The sheer size and fervor of the group forced border officials to acquiesce and allow the convoy through to Gaza where they visited Shifa hospital and spent the night, before returning the next day in what amounted to an inspiring display of revolutionary initiative.
Meanwhile, the death toll continues to mount with more than 100 Palestinians killed, over half of them civilians, and 840 wounded, including 225 children. On the Israeli side, three civilians have been killed and dozens wounded.
Egypt has been leading efforts to broker a cease-fire with both senior Hamas and Israeli officials in Cairo for talks. Top Hamas leader in exile Khaled Mashaal said the group’s demands include open borders for Gaza and international guarantees that Israel will halt all attacks on the Gaza, including assassinations of the group’s leaders. The Egyptian president may be a more effective broker for talks between the two sides given that the Hamas movement is an offshoot of the Muslim Brotherhood and the long-standing ties between the two groups.

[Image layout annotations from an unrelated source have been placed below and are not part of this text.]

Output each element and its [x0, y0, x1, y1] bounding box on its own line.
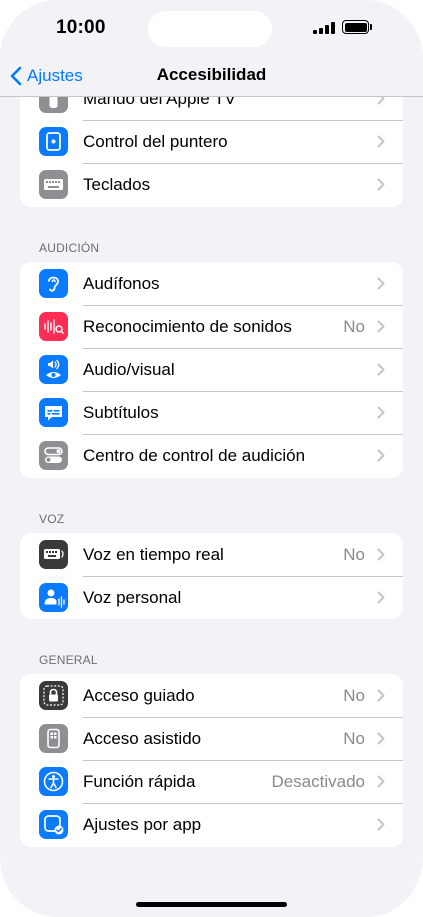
row-label: Centro de control de audición — [83, 445, 306, 465]
apple-tv-remote-icon — [39, 97, 68, 113]
row-label: Voz personal — [83, 587, 182, 607]
row-label: Función rápida — [83, 771, 196, 791]
group-speech: Voz en tiempo real No Voz personal — [20, 533, 403, 619]
row-label: Voz en tiempo real — [83, 544, 224, 564]
row-value: No — [343, 728, 365, 748]
row-label: Ajustes por app — [83, 814, 202, 834]
row-hearing-control-center[interactable]: Centro de control de audición — [20, 434, 403, 477]
chevron-right-icon — [377, 178, 385, 191]
row-label: Audio/visual — [83, 359, 175, 379]
settings-list[interactable]: Mando del Apple TV Control del puntero T… — [0, 97, 423, 917]
status-bar: 10:00 — [0, 0, 423, 58]
row-label: Teclados — [83, 174, 151, 194]
chevron-right-icon — [377, 689, 385, 702]
pointer-control-icon — [39, 127, 68, 156]
personal-voice-icon — [39, 583, 68, 612]
row-label: Reconocimiento de sonidos — [83, 316, 292, 336]
lock-icon — [39, 681, 68, 710]
row-accessibility-shortcut[interactable]: Función rápida Desactivado — [20, 760, 403, 803]
group-interaction: Mando del Apple TV Control del puntero T… — [20, 97, 403, 207]
section-header-speech: VOZ — [39, 512, 65, 526]
row-label: Control del puntero — [83, 131, 228, 151]
row-live-speech[interactable]: Voz en tiempo real No — [20, 533, 403, 576]
chevron-right-icon — [377, 406, 385, 419]
chevron-right-icon — [377, 775, 385, 788]
navigation-bar: Ajustes Accesibilidad — [0, 58, 423, 97]
section-header-hearing: AUDICIÓN — [39, 241, 100, 255]
chevron-right-icon — [377, 320, 385, 333]
chevron-right-icon — [377, 818, 385, 831]
sound-recognition-icon — [39, 312, 68, 341]
row-sound-recognition[interactable]: Reconocimiento de sonidos No — [20, 305, 403, 348]
audio-visual-icon — [39, 355, 68, 384]
ear-icon — [39, 269, 68, 298]
row-personal-voice[interactable]: Voz personal — [20, 576, 403, 619]
row-label: Acceso asistido — [83, 728, 202, 748]
phone-screen: 10:00 Ajustes Accesibilidad Mando del Ap… — [0, 0, 423, 917]
dynamic-island — [148, 11, 272, 47]
status-time: 10:00 — [56, 17, 106, 38]
chevron-right-icon — [377, 732, 385, 745]
section-header-general: GENERAL — [39, 653, 98, 667]
row-assistive-access[interactable]: Acceso asistido No — [20, 717, 403, 760]
assistive-access-icon — [39, 724, 68, 753]
group-general: Acceso guiado No Acceso asistido No Func… — [20, 674, 403, 847]
row-value: No — [343, 316, 365, 336]
row-value: No — [343, 685, 365, 705]
chevron-right-icon — [377, 97, 385, 105]
group-hearing: Audífonos Reconocimiento de sonidos No A… — [20, 262, 403, 478]
accessibility-icon — [39, 767, 68, 796]
row-label: Audífonos — [83, 273, 160, 293]
row-value: No — [343, 544, 365, 564]
chevron-right-icon — [377, 548, 385, 561]
chevron-right-icon — [377, 135, 385, 148]
chevron-right-icon — [377, 363, 385, 376]
row-hearing-devices[interactable]: Audífonos — [20, 262, 403, 305]
row-pointer-control[interactable]: Control del puntero — [20, 120, 403, 163]
battery-cap — [370, 24, 372, 30]
row-subtitles[interactable]: Subtítulos — [20, 391, 403, 434]
page-title: Accesibilidad — [156, 65, 267, 84]
chevron-right-icon — [377, 591, 385, 604]
chevron-right-icon — [377, 277, 385, 290]
chevron-right-icon — [377, 449, 385, 462]
row-label: Subtítulos — [83, 402, 159, 422]
keyboard-icon — [39, 170, 68, 199]
cellular-signal-icon — [313, 22, 335, 34]
row-guided-access[interactable]: Acceso guiado No — [20, 674, 403, 717]
per-app-settings-icon — [39, 810, 68, 839]
battery-icon — [342, 20, 369, 34]
live-speech-keyboard-icon — [39, 540, 68, 569]
row-audio-visual[interactable]: Audio/visual — [20, 348, 403, 391]
toggles-icon — [39, 441, 68, 470]
row-label: Mando del Apple TV — [83, 97, 236, 108]
row-per-app-settings[interactable]: Ajustes por app — [20, 803, 403, 846]
row-apple-tv-remote[interactable]: Mando del Apple TV — [20, 97, 403, 120]
row-keyboards[interactable]: Teclados — [20, 163, 403, 206]
home-indicator[interactable] — [136, 902, 287, 907]
subtitles-icon — [39, 398, 68, 427]
row-label: Acceso guiado — [83, 685, 195, 705]
row-value: Desactivado — [271, 771, 365, 791]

Yet Egypt’s security establishment—long the main coordinator of policy with Israel— is wary of opening up the Rafah border, and being held responsible for Gaza by the United States, its main benefactor.
For its part, the Obama administration has maintained its staunch support of Israel. On the first day of the crisis, Obama called both Morsi and Israeli Prime Minister Benjamin Netanyahu where he stressed to both leaders that Israel “had the right to self-defense,” echoing Israeli government rhetoric. Washington is keen on maintaining the peace treaty between Egypt and Israel that was formed one part of the 1979 Camp David Accords. The second part of the Accords was the rights of the Palestinians, which former US President Jimmy Carter, who brokered the talks, says “have not been honored.”
Morsi continues to juggle domestic and foreign pressures over the crisis in Gaza. His government has made several symbolic gestures that have not been insignificant and have helped change the political tone in the region to one more supportive of the Palestinians. Yet, thus far, there has been no real shift in Egypt’s policy towards Israel and Palestine.